I kiedy już wydawało mu się, że więcej nie zniesie, że usta Severusa dotarły już wszędzie, nawilżając każdy skrawek jego skóry, poczuł jak mężczyzna przesuwa się z powrotem w górę, zawisając nad nim i szepcząc mu prosto do ucha:
- Mógłbym to robić przez całą noc... spijać pot z twojej skóry... sączyć go jak whisky, aż uderzyłby mi do głowy... ale czy zdołałbym później wytrzeźwieć?
Ale zanim serce Harry'ego wróciło na swoje miejsce po tym wyznaniu, jego ciało przeszyła fala gorących dreszczy, kiedy poczuł język Severusa na swoim karku, przesuwający się powoli w dół, pomiędzy łopatkami, wzdłuż kręgosłupa i krzyża, docierając aż do szczeliny pomiędzy pośladkami i znacząc swą wędrówkę ciepłym, wilgotnym śladem.
Z ust Harry'ego wyrwał się niekontrolowany szloch, a biodra po raz kolejny poderwały się w górę. Nie był w stanie zapanować nad swym ciałem. Wiercił się tak bardzo, jakby Severus sprawiał mu nieopisaną udrękę, zamiast przyjemności i po części była to prawda. Oddech, który nieświadomie wstrzymywał, uleciał z jego płuc dopiero wtedy, kiedy Severus oderwał się od niego i przewrócił go na plecy, ale niemal w tym samym momencie Harry poczuł jego gorące wargi na swoich udach i wilgotny język, przesuwający się w kierunku jego naprężonego penisa. Coraz bliżej i bliżej...
Uniósł piekące powieki w tym samym momencie, w którym usta mężczyzny przycisnęły się do podstawy jego erekcji, a chłodne palce wsunęły się pod jego rozgrzane jądra, zaciskając się na nich i ugniatając je. I nawet jeżeli wszystko, co widział, było rozmazane, to i tak... to, co zobaczył... wrażenie... Merlinie...
Głowa Severusa pomiędzy jego nogami, czarne, długie włosy rozsypane na jego udach i podbrzuszu, wpółprzymknięte powieki, dłoń o długich palcach oplatająca trzon jego drżącego penisa i język... tak gorący i mokry... wysuwający się spomiędzy cienkich warg i przesuwający się wzdłuż całej erekcji, od podstawy aż do...
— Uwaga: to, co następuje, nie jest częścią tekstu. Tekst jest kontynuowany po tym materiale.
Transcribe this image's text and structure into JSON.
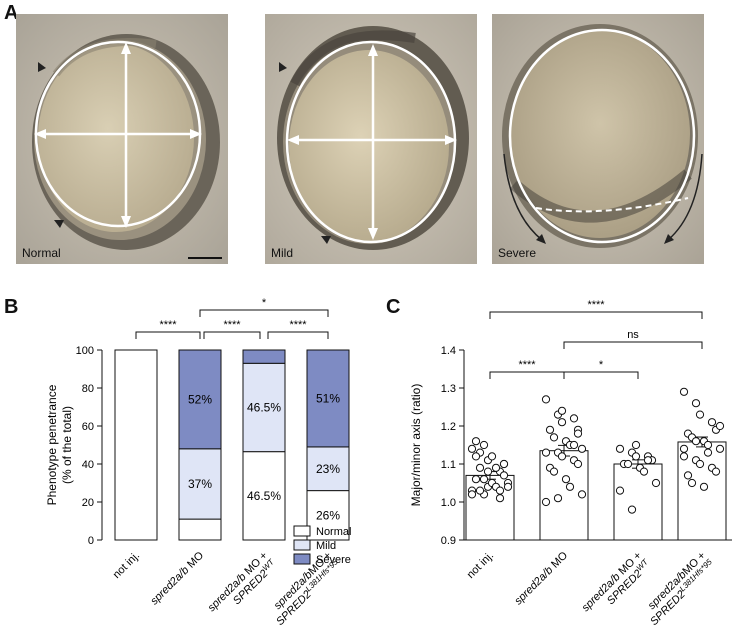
{
  "panelA": {
    "letter": "A",
    "images": [
      {
        "label": "Normal"
      },
      {
        "label": "Mild"
      },
      {
        "label": "Severe"
      }
    ]
  },
  "panelB": {
    "letter": "B",
    "legend": [
      "Normal",
      "Mild",
      "Severe"
    ],
    "significance": [
      "****",
      "****",
      "****",
      "*"
    ]
  },
  "panelC": {
    "letter": "C",
    "significance": [
      "****",
      "*",
      "ns",
      "****"
    ]
  },
  "colors": {
    "normal": "#ffffff",
    "mild": "#dfe5f6",
    "severe": "#7e8bc3",
    "point": "#ffffff"
  },
  "chart_data": [
    {
      "type": "bar",
      "stacked": true,
      "ylabel": "Phenotype penetrance\n(% of the total)",
      "ylim": [
        0,
        100
      ],
      "yticks": [
        0,
        20,
        40,
        60,
        80,
        100
      ],
      "categories": [
        "not inj.",
        "spred2a/b MO",
        "spred2a/b MO + SPRED2WT",
        "spred2a/bMO + SPRED2L381Hfs*95"
      ],
      "category_labels": [
        {
          "lines": [
            {
              "segments": [
                {
                  "text": "not inj.",
                  "italic": false
                }
              ]
            }
          ]
        },
        {
          "lines": [
            {
              "segments": [
                {
                  "text": "spred2a/b",
                  "italic": true
                },
                {
                  "text": " MO",
                  "italic": false
                }
              ]
            }
          ]
        },
        {
          "lines": [
            {
              "segments": [
                {
                  "text": "spred2a/b",
                  "italic": true
                },
                {
                  "text": " MO +",
                  "italic": false
                }
              ]
            },
            {
              "segments": [
                {
                  "text": "SPRED2",
                  "italic": true
                },
                {
                  "text": "WT",
                  "italic": true,
                  "sup": true
                }
              ]
            }
          ]
        },
        {
          "lines": [
            {
              "segments": [
                {
                  "text": "spred2a/b",
                  "italic": true
                },
                {
                  "text": "MO +",
                  "italic": false
                }
              ]
            },
            {
              "segments": [
                {
                  "text": "SPRED2",
                  "italic": true
                },
                {
                  "text": "L381Hfs*95",
                  "italic": true,
                  "sup": true
                }
              ]
            }
          ]
        }
      ],
      "series": [
        {
          "name": "Normal",
          "values": [
            100,
            11,
            46.5,
            26
          ],
          "labels": [
            "",
            "",
            "46.5%",
            "26%"
          ]
        },
        {
          "name": "Mild",
          "values": [
            0,
            37,
            46.5,
            23
          ],
          "labels": [
            "",
            "37%",
            "46.5%",
            "23%"
          ]
        },
        {
          "name": "Severe",
          "values": [
            0,
            52,
            7,
            51
          ],
          "labels": [
            "",
            "52%",
            "",
            "51%"
          ]
        }
      ],
      "legend_position": "bottom-right"
    },
    {
      "type": "bar",
      "ylabel": "Major/minor axis (ratio)",
      "ylim": [
        0.9,
        1.4
      ],
      "yticks": [
        0.9,
        1.0,
        1.1,
        1.2,
        1.3,
        1.4
      ],
      "categories": [
        "not inj.",
        "spred2a/b MO",
        "spred2a/b MO + SPRED2WT",
        "spred2a/bMO + SPRED2L381Hfs*95"
      ],
      "values": [
        1.07,
        1.135,
        1.1,
        1.158
      ],
      "errors": [
        0.01,
        0.014,
        0.011,
        0.013
      ],
      "points": [
        [
          1.03,
          1.02,
          1.11,
          1.08,
          1.1,
          1.06,
          1.13,
          1.12,
          1.09,
          1.05,
          1.02,
          1.06,
          1.04,
          1.01,
          1.07,
          1.12,
          1.09,
          1.05,
          1.04,
          1.04,
          1.14,
          1.15,
          1.08,
          1.03,
          1.1,
          1.16,
          1.03
        ],
        [
          1.27,
          1.23,
          1.24,
          1.22,
          1.19,
          1.19,
          1.17,
          1.16,
          1.15,
          1.14,
          1.13,
          1.13,
          1.12,
          1.11,
          1.1,
          1.09,
          1.08,
          1.06,
          1.04,
          1.02,
          1.0,
          1.01,
          1.21,
          1.15,
          1.18
        ],
        [
          1.14,
          1.13,
          1.15,
          1.12,
          1.11,
          1.1,
          1.1,
          1.09,
          1.08,
          1.05,
          1.03,
          0.98,
          1.12,
          1.11
        ],
        [
          1.29,
          1.26,
          1.23,
          1.21,
          1.19,
          1.18,
          1.17,
          1.16,
          1.15,
          1.14,
          1.12,
          1.11,
          1.1,
          1.09,
          1.08,
          1.07,
          1.05,
          1.04,
          1.13,
          1.2,
          1.14,
          1.16
        ]
      ],
      "category_labels": [
        {
          "lines": [
            {
              "segments": [
                {
                  "text": "not inj.",
                  "italic": false
                }
              ]
            }
          ]
        },
        {
          "lines": [
            {
              "segments": [
                {
                  "text": "spred2a/b",
                  "italic": true
                },
                {
                  "text": " MO",
                  "italic": false
                }
              ]
            }
          ]
        },
        {
          "lines": [
            {
              "segments": [
                {
                  "text": "spred2a/b",
                  "italic": true
                },
                {
                  "text": " MO +",
                  "italic": false
                }
              ]
            },
            {
              "segments": [
                {
                  "text": "SPRED2",
                  "italic": true
                },
                {
                  "text": "WT",
                  "italic": true,
                  "sup": true
                }
              ]
            }
          ]
        },
        {
          "lines": [
            {
              "segments": [
                {
                  "text": "spred2a/b",
                  "italic": true
                },
                {
                  "text": "MO +",
                  "italic": false
                }
              ]
            },
            {
              "segments": [
                {
                  "text": "SPRED2",
                  "italic": true
                },
                {
                  "text": "L381Hfs*95",
                  "italic": true,
                  "sup": true
                }
              ]
            }
          ]
        }
      ]
    }
  ]
}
Powieki Harry'ego opadły, zatrzaskując go w świecie popiołu i ognia, jego głowa uderzyła w materac, a z ust wyrwał się krzyk.
Ale Severus nie przestawał. Wodził językiem w górę i w dół, jakby nie zdawał sobie sprawy z tego, jakie tortury zadawał Harry'emu. A raczej jakby nie potrafił przestać ich zadawać.
Harry wygiął się w łuk, wbijając stopy i dłonie w materac, kiedy zupełnie niespodziewanie główka jego penisa została pochłonięta przez usta Severusa, zanurzając się w gorącu i wilgoci i poczuł ssanie tak silne, że oczy uciekły mu w głąb czaszki, lecz zanim Severus wyssał z niego nieoczekiwany, bolesny orgazm, zdołał wykrzyczeć ochryple:
- Nie wytrzymam...! Zaraz...
Podziałało.
Usta zniknęły, a jego rozgrzaną, wilgotną erekcję owionęło chłodne powietrze i Harry niemal zaszlochał z ulgi.